Disclaimer: The team releasing BERT did not write a model card for this model so this model card has been written by
the Hugging Face team.
## Model description
BERT is a transformers model pretrained on a large corpus of English data in a self-supervised fashion. This means it
was pretrained on the raw texts only, with no humans labelling them in any way (which is why it can use lots of
publicly available data) with an automatic process to generate inputs and labels from those texts. More precisely, it
was pretrained with two objectives:
- Masked language modeling (MLM): taking a sentence, the model randomly masks 15% of the words in the input then run
the entire masked sentence through the model and has to predict the masked words. This is different from traditional
recurrent neural networks (RNNs) that usually see the words one after the other, or from autoregressive models like
GPT which internally mask the future tokens. It allows the model to learn a bidirectional representation of the
sentence.
- Next sentence prediction (NSP): the models concatenates two masked sentences as inputs during pretraining. Sometimes
they correspond to sentences that were next to each other in the original text, sometimes not. The model then has to
predict if the two sentences were following each other or not.

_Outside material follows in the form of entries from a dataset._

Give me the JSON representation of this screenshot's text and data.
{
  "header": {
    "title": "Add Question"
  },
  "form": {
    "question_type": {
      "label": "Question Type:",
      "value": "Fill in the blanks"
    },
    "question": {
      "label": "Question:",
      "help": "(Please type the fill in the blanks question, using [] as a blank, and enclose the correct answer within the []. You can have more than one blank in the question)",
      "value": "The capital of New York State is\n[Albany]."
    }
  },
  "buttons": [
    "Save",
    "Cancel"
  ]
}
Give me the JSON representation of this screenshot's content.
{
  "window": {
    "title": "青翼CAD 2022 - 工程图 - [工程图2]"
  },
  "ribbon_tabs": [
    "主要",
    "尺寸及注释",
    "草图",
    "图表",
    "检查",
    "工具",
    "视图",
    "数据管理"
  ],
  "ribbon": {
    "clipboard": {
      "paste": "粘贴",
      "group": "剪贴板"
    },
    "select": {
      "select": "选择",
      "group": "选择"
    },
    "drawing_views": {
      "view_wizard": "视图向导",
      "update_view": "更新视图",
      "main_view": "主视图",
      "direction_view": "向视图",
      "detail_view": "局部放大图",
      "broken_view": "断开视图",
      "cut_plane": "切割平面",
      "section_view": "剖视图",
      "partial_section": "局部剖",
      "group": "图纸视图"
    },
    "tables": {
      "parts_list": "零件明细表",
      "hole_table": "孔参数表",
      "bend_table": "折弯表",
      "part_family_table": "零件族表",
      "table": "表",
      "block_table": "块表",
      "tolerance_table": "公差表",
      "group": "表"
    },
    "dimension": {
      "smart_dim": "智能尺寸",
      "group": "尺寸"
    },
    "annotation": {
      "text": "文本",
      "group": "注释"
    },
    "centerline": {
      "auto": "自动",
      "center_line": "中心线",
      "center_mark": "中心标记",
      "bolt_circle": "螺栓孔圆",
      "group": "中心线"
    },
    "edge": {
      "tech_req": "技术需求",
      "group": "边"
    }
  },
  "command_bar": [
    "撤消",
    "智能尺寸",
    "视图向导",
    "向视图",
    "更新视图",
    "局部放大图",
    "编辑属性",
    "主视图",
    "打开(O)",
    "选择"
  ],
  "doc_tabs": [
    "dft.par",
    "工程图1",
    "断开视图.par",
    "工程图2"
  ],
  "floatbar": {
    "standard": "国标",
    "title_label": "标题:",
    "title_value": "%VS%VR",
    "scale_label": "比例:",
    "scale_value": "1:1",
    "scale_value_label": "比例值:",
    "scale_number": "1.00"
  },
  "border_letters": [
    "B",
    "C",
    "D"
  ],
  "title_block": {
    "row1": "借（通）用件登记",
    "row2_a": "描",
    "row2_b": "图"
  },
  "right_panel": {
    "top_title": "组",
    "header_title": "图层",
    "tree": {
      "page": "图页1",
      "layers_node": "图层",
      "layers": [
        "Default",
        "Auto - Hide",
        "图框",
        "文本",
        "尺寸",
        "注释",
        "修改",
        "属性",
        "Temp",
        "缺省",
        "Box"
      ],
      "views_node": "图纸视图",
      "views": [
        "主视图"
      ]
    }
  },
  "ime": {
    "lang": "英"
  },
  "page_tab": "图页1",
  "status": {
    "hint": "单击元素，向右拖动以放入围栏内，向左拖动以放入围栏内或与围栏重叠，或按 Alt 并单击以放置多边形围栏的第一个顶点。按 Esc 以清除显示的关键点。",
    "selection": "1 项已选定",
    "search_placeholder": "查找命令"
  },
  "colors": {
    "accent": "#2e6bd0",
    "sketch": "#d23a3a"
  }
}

This way, the model learns an inner representation of the English language that can then be used to extract features
useful for downstream tasks: if you have a dataset of labeled sentences for instance, you can train a standard
classifier using the features produced by the BERT model as inputs.
## Intended uses & limitations
You can use the raw model for either masked language modeling or next sentence prediction, but it's mostly intended to
be fine-tuned on a downstream task. See the [model hub](https://huggingface.co/models?filter=bert) to look for
fine-tuned versions on a task that interests you.
Note that this model is primarily aimed at being fine-tuned on tasks that use the whole sentence (potentially masked)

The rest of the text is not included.